(Closed) Caught between FI and my parents

posted 5 years ago in Emotional
Post # 3
Member
1686 posts
Bumble bee
  • Wedding: August 2013

I know you don’t want to hear this, but it’s not *your* job to help a 31 year old man get over his gambling problem. He needs to be in a support group like gambler’s anonymous, and he needs to be working on it *himself* not putting the burden on you. 

I can see why your parents are not big fans of this man. He’s basically a load on your back that you’re carrying. Who in their right mind wants that for their kid? (I don’t know why your mother told you not to leave. That baffles me, because if I knew someone in a similar situation and she confided in me that she was about to leave, I’d be like, “Yes! Go!”)

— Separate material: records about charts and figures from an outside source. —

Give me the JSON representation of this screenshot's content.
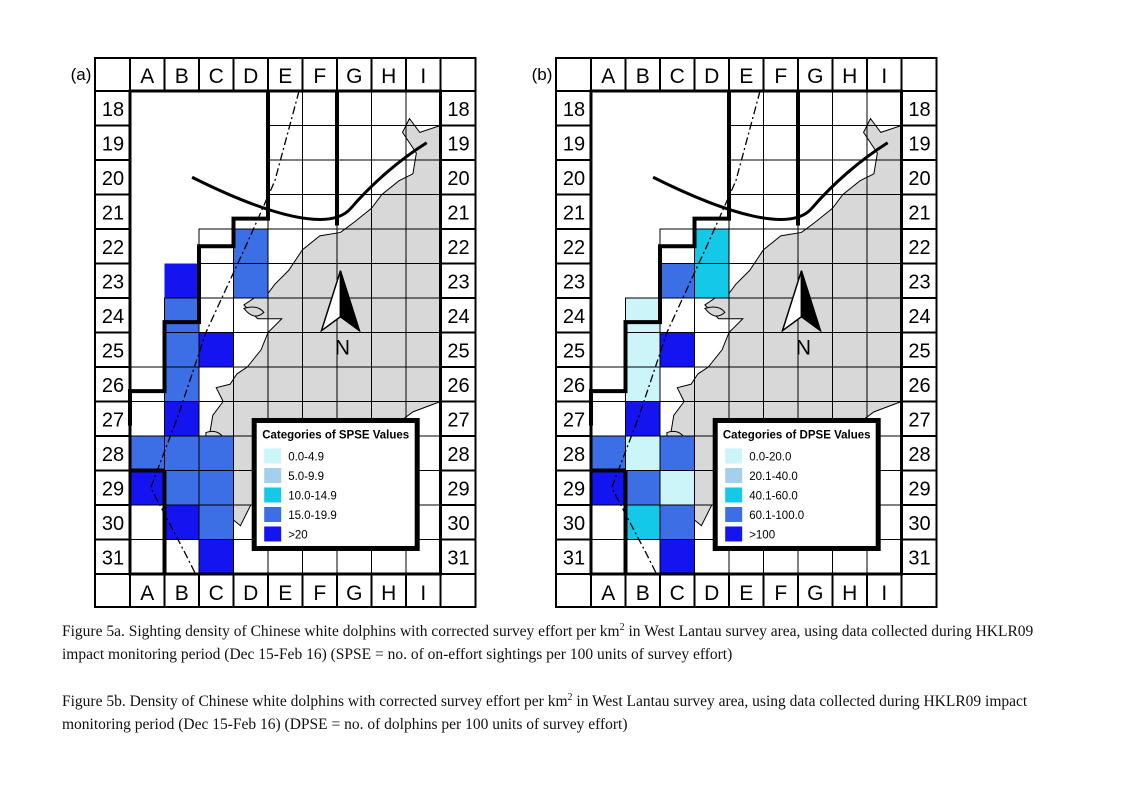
{
  "figure": {
    "panels": [
      {
        "tag": "(a)",
        "legend_title": "Categories of SPSE Values",
        "legend_items": [
          {
            "label": "0.0-4.9",
            "color": "#ccf5fa"
          },
          {
            "label": "5.0-9.9",
            "color": "#a4d0ee"
          },
          {
            "label": "10.0-14.9",
            "color": "#14c8e8"
          },
          {
            "label": "15.0-19.9",
            "color": "#3c6ee6"
          },
          {
            "label": ">20",
            "color": "#1414f0"
          }
        ],
        "cells": [
          {
            "col": "D",
            "row": 22,
            "cat": 3
          },
          {
            "col": "B",
            "row": 23,
            "cat": 4
          },
          {
            "col": "D",
            "row": 23,
            "cat": 3
          },
          {
            "col": "B",
            "row": 24,
            "cat": 3
          },
          {
            "col": "B",
            "row": 25,
            "cat": 3
          },
          {
            "col": "C",
            "row": 25,
            "cat": 4
          },
          {
            "col": "B",
            "row": 26,
            "cat": 3
          },
          {
            "col": "B",
            "row": 27,
            "cat": 4
          },
          {
            "col": "A",
            "row": 28,
            "cat": 3
          },
          {
            "col": "B",
            "row": 28,
            "cat": 3
          },
          {
            "col": "C",
            "row": 28,
            "cat": 3
          },
          {
            "col": "A",
            "row": 29,
            "cat": 4
          },
          {
            "col": "B",
            "row": 29,
            "cat": 3
          },
          {
            "col": "C",
            "row": 29,
            "cat": 3
          },
          {
            "col": "B",
            "row": 30,
            "cat": 4
          },
          {
            "col": "C",
            "row": 30,
            "cat": 3
          },
          {
            "col": "C",
            "row": 31,
            "cat": 4
          }
        ]
      },
      {
        "tag": "(b)",
        "legend_title": "Categories of DPSE Values",
        "legend_items": [
          {
            "label": "0.0-20.0",
            "color": "#ccf5fa"
          },
          {
            "label": "20.1-40.0",
            "color": "#a4d0ee"
          },
          {
            "label": "40.1-60.0",
            "color": "#14c8e8"
          },
          {
            "label": "60.1-100.0",
            "color": "#3c6ee6"
          },
          {
            "label": ">100",
            "color": "#1414f0"
          }
        ],
        "cells": [
          {
            "col": "D",
            "row": 22,
            "cat": 2
          },
          {
            "col": "C",
            "row": 23,
            "cat": 3
          },
          {
            "col": "D",
            "row": 23,
            "cat": 2
          },
          {
            "col": "B",
            "row": 24,
            "cat": 0
          },
          {
            "col": "B",
            "row": 25,
            "cat": 0
          },
          {
            "col": "C",
            "row": 25,
            "cat": 4
          },
          {
            "col": "B",
            "row": 26,
            "cat": 0
          },
          {
            "col": "B",
            "row": 27,
            "cat": 4
          },
          {
            "col": "A",
            "row": 28,
            "cat": 3
          },
          {
            "col": "B",
            "row": 28,
            "cat": 0
          },
          {
            "col": "C",
            "row": 28,
            "cat": 3
          },
          {
            "col": "A",
            "row": 29,
            "cat": 4
          },
          {
            "col": "B",
            "row": 29,
            "cat": 3
          },
          {
            "col": "C",
            "row": 29,
            "cat": 0
          },
          {
            "col": "B",
            "row": 30,
            "cat": 2
          },
          {
            "col": "C",
            "row": 30,
            "cat": 3
          },
          {
            "col": "C",
            "row": 31,
            "cat": 4
          }
        ]
      }
    ],
    "columns": [
      "A",
      "B",
      "C",
      "D",
      "E",
      "F",
      "G",
      "H",
      "I"
    ],
    "rows": [
      "18",
      "19",
      "20",
      "21",
      "22",
      "23",
      "24",
      "25",
      "26",
      "27",
      "28",
      "29",
      "30",
      "31"
    ],
    "north_label": "N",
    "colors": {
      "land": "#d8d8d8",
      "grid": "#000000"
    }
  },
  "captions": {
    "a_pre": "Figure 5a.  Sighting density of Chinese white dolphins with corrected survey effort per km",
    "a_sup": "2",
    "a_post": " in West Lantau survey area, using data collected during HKLR09 impact monitoring period (Dec 15-Feb 16) (SPSE = no. of on-effort sightings per 100 units of survey effort)",
    "b_pre": "Figure 5b.  Density of Chinese white dolphins with corrected survey effort per km",
    "b_sup": "2",
    "b_post": " in West Lantau survey area, using data collected during HKLR09 impact monitoring period (Dec 15-Feb 16) (DPSE = no. of dolphins per 100 units of survey effort)"
  }
}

You’ve spent six years of your life with this man, and at this point all you have to look forward to is financial uncertainty (if not outright ruin). You’re fed up to the point where you’re considering leaving. If my math is right, you met this guy when you were 18, and now you’re 24. You must’ve changed so much since then. It really doesn’t matter what your mom thinks; she doesn’t have to live with the decision. You do.

 

Post # 4
Member
1813 posts
Buzzing bee
  • Wedding: February 2012

I’m just well and truly sick of being caught in the middle. I know they’re never going to be the best of friends, and it would be stupid of me to hope for that, but I would have liked to think that their love for me would outweigh whatever ill will they have towards each other. Neither of them will even approach the other and say “look, the only one we’re hurting behaving like this is her, let’s just be civil for her sake.”

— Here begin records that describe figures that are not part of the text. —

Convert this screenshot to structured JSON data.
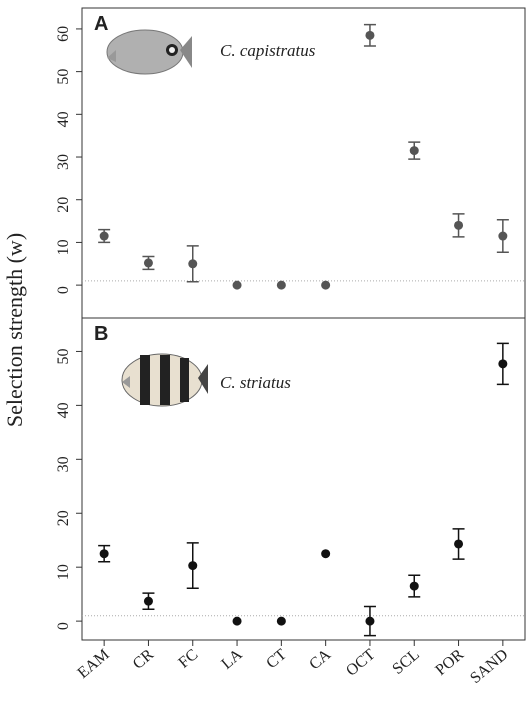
{
  "y_axis_label": "Selection strength (w)",
  "chart_data": [
    {
      "type": "scatter",
      "panel_label": "A",
      "species": "C. capistratus",
      "color": "#555555",
      "values": [
        11.5,
        5.2,
        5,
        0,
        0,
        0,
        58.5,
        31.5,
        14,
        11.5
      ],
      "errors": [
        1.5,
        1.5,
        4.2,
        null,
        null,
        null,
        2.5,
        2,
        2.7,
        3.8
      ],
      "reference_line": 1,
      "ylim": [
        -7.7,
        64.9
      ],
      "yticks": [
        0,
        10,
        20,
        30,
        40,
        50,
        60
      ]
    },
    {
      "type": "scatter",
      "panel_label": "B",
      "species": "C. striatus",
      "color": "#111111",
      "categories": [
        "EAM",
        "CR",
        "FC",
        "LA",
        "CT",
        "CA",
        "OCT",
        "SCL",
        "POR",
        "SAND"
      ],
      "values": [
        12.5,
        3.7,
        10.3,
        0,
        0,
        12.5,
        0,
        6.5,
        14.3,
        47.7
      ],
      "errors": [
        1.5,
        1.5,
        4.2,
        null,
        null,
        null,
        2.7,
        2,
        2.8,
        3.8
      ],
      "reference_line": 1,
      "ylim": [
        -3.5,
        56.2
      ],
      "yticks": [
        0,
        10,
        20,
        30,
        40,
        50
      ]
    }
  ]
}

Get them together, assert yourself and let rip. Tell them ALL in front of each other how this is ruining your relationship with each of them.  Tell your FI you do not appreciate the snide comments, tell your mother that you now are unable to speak to her in confidence because she finds having a one-up on FI so much more important than keeping your confidence.  I would think it’s best you find a friend to confide in instead of your mother, especially as you are aware of this hatred she has for FI.

Post # 5
Member
2106 posts
Buzzing bee
  • Wedding: September 2012

In general, a person in a committed relationship should not be sharing the details of their relationships with parents. A relationship should be between two people. Sometimes a trusted friend can offer insight, but never a parent. The parent wants what’s best for their child and will always, on some level, feel that a parent knows better than a child. You should never ever ever confide in someone (your mom) who doesn’t like the other person (your FI).

Another problem- it’s normal for your mom to scream at you/your FI? That needs to stop right now. Would you let a friend trash talk your FI without saying something? Why do you let your mom? My FI’s mother used to say negative things about me. He told her that, when she said negative things, the conversation was over and he would leave or hang up. Being married means that you always stand up for your spouse. 

Finally, what does bankruptcy mean for YOUR future? If you get legally married, how will it affect your ability to get financing, buy a home, etc? A legal marriage does not sound like a good idea right now but you know that.

Finally, he needs professional help from someone specializing with gambling. Also, he can never let his insurance lapse again. 

Post # 7
Member
3302 posts
Sugar bee

This is why you never say a bad word about your significant other to your parents and family members… because when you are done being mad at them, your family members wont be. And sorry but I side with your mother on this one. I think you are making a major mistake and I personally couldn’t support someone who is making a mistake. I would hate to be one the who has to pick up the pieces when it all falls apart when I was the one asking them not to make the mistake in the first place.

That said, this is your life- your decisions and your consequences you life with. If someone doesn’t support you and your choices, you go ahead and make them any way and live your life. Your relationship with your mom will never be as close again until you prove her wrong OR she proves you wrong… and that will be a long time from now. Keep living your life for you- not anyone else.